Butterflies tells the story of Katherine, a seventeen-year-old Italian-Australian girl who is still disfigured after falling into a fire pit when she was three years old.
Butterflies is told through a combination of Katherine’s tumultuous and sometimes disconnected thoughts, recollections of events in the past – how she was burnt, time in hospitals – and Katherine’s present life. I thought this was a really beautiful novel; written prettily but simply, and I found Katherine to be a layered and interesting character – not just a burns victim, but also a teenage girl, an Italian-Australian, who fiercely refuses to be called ‘disabled’. The other characters were kind to her but they still fought – her mother, older sister Rachel, friend Jessie – and Katherine also struggled within herself, making for an often sad, but ultimately heart-warming, novel.
There were only a couple of things that threw me off – firstly, Katherine was really quite stubborn. It took me a while to warm to her, but her struggles with her burns and operations, and poor self-image made her occasional sharpness understandable, and by the time the novel ended, I was really happy for the way things worked out for her. Secondly, I really felt it should have been in first person – the way the novel jumps between her inner dialogue and third person descriptions of her day to day life distracted me, and I wish the novel had have stayed in Katherine’s head the whole way through.

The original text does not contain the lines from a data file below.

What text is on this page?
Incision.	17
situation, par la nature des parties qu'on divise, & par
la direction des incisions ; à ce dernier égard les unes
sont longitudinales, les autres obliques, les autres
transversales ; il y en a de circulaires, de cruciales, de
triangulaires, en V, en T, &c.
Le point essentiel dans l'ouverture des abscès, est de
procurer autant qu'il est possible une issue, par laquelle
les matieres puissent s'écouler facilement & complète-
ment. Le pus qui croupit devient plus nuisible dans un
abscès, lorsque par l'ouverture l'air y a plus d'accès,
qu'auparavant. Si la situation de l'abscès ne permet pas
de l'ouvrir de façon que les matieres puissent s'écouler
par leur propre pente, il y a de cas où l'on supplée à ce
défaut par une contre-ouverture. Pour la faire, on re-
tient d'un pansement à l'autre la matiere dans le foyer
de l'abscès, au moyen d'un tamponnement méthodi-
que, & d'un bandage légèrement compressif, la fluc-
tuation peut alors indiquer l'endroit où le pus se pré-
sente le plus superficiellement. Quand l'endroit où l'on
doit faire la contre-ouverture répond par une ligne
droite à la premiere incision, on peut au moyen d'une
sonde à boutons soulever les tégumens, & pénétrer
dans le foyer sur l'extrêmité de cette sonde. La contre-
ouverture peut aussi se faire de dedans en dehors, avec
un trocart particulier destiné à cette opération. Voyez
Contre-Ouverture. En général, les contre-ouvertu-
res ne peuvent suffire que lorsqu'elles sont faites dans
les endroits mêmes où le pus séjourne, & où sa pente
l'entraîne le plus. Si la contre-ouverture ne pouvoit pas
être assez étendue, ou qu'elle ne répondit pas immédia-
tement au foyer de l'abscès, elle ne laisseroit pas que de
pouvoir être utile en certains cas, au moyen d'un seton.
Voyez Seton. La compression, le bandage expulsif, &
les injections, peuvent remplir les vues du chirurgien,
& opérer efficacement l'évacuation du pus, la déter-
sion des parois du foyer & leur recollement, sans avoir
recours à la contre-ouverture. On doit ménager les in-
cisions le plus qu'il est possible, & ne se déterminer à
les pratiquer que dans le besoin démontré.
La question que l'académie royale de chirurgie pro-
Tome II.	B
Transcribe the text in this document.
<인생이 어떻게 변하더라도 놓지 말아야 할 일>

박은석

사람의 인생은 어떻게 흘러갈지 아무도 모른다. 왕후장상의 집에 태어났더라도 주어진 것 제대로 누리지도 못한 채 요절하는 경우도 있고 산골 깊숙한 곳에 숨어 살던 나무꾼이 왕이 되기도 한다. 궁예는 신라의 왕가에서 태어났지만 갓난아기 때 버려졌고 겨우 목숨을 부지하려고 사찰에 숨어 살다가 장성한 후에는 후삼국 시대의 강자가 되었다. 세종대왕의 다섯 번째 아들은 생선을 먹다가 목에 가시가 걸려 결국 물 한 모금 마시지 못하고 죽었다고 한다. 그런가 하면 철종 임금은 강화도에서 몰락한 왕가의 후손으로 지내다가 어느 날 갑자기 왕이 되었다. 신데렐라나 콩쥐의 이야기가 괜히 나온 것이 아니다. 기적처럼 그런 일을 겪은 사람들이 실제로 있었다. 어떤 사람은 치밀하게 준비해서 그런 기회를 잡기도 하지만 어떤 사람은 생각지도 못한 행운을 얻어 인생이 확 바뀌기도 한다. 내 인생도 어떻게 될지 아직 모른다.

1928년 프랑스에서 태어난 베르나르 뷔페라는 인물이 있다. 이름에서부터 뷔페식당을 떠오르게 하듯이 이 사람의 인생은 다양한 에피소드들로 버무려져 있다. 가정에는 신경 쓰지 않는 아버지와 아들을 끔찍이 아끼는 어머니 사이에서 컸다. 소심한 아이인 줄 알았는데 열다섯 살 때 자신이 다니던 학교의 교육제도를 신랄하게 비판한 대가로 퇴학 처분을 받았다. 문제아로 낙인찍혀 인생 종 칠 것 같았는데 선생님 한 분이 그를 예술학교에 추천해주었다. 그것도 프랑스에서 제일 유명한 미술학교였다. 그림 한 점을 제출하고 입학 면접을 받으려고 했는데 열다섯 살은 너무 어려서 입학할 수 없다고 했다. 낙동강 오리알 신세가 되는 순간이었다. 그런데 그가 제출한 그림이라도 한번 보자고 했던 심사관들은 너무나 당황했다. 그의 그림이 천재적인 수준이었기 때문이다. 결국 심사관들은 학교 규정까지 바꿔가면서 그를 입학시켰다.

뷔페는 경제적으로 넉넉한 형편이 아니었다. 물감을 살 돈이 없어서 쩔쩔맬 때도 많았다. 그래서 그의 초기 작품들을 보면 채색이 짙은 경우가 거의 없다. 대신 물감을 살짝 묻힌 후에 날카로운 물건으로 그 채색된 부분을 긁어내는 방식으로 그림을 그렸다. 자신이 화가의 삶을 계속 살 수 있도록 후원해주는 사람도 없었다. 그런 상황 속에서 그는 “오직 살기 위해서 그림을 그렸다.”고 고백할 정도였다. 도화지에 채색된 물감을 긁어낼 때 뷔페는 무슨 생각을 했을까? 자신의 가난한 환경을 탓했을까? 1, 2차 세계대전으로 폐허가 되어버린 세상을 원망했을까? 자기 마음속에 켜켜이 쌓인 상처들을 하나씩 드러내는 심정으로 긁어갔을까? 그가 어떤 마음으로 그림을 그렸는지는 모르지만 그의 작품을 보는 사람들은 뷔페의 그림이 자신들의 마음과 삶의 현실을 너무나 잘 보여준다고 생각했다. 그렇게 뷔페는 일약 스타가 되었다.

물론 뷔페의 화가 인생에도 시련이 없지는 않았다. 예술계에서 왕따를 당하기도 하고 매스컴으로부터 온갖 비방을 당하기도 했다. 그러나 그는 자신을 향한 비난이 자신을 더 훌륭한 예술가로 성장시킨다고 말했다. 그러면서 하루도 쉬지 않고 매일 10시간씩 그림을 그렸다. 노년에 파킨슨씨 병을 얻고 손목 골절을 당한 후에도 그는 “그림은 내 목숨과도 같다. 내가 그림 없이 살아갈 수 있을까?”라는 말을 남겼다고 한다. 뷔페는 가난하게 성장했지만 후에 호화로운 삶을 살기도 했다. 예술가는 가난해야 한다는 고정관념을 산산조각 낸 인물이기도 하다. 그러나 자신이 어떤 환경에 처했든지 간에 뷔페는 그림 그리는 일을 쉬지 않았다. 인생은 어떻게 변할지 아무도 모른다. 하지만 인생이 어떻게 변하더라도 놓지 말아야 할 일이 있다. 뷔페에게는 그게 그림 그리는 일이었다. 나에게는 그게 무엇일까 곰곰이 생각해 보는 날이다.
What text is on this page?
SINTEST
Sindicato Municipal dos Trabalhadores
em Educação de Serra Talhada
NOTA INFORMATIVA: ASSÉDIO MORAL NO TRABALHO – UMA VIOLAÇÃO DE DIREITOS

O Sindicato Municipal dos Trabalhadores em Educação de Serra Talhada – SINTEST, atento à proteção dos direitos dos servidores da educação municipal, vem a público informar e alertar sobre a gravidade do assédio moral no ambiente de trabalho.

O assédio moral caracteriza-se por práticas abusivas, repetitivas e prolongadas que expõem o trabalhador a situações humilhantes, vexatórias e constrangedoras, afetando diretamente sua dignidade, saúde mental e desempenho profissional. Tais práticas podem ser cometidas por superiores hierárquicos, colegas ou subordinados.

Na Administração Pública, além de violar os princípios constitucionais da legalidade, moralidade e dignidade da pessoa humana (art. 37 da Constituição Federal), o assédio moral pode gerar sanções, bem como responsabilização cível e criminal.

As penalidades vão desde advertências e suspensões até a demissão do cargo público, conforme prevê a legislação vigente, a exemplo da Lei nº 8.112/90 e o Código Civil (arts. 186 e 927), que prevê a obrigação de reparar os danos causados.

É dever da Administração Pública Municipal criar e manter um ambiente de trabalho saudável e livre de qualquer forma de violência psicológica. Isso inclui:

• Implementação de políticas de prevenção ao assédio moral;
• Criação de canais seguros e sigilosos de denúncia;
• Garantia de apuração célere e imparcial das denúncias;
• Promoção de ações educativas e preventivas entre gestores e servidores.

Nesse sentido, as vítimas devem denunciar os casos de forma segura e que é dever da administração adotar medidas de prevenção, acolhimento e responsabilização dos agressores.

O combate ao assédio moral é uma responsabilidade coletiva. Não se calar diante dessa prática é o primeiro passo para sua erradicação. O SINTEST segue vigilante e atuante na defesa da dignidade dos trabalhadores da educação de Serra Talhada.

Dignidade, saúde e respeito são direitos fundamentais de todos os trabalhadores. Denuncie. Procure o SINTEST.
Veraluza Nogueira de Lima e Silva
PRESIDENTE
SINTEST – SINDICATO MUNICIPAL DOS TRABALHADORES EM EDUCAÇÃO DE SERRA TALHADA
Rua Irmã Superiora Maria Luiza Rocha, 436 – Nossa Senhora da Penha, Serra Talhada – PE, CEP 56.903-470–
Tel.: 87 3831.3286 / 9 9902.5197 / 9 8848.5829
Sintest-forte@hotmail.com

Apart from those two, minor things, this is a really lovely novel, written almost lyrically, and Katherine is a relatable character – stubbornness and all – who you really feel for, the further you get into the novel. Even though the majority of readers of this book wouldn’t have burns covering their body, the things that Katherine experiences – pressures from her mother, friends, exams – are all very ordinary, and stuff that teenage readers will understand, especially Katherine’s struggles with self-esteem and self-image (that’s something, I think, that affects everyone).
Overall, Butterflies offers a fascinating insight into life as a burns victim, as well as that of a teenager, and is told wonderfully. I think this would really appeal to teenage girls.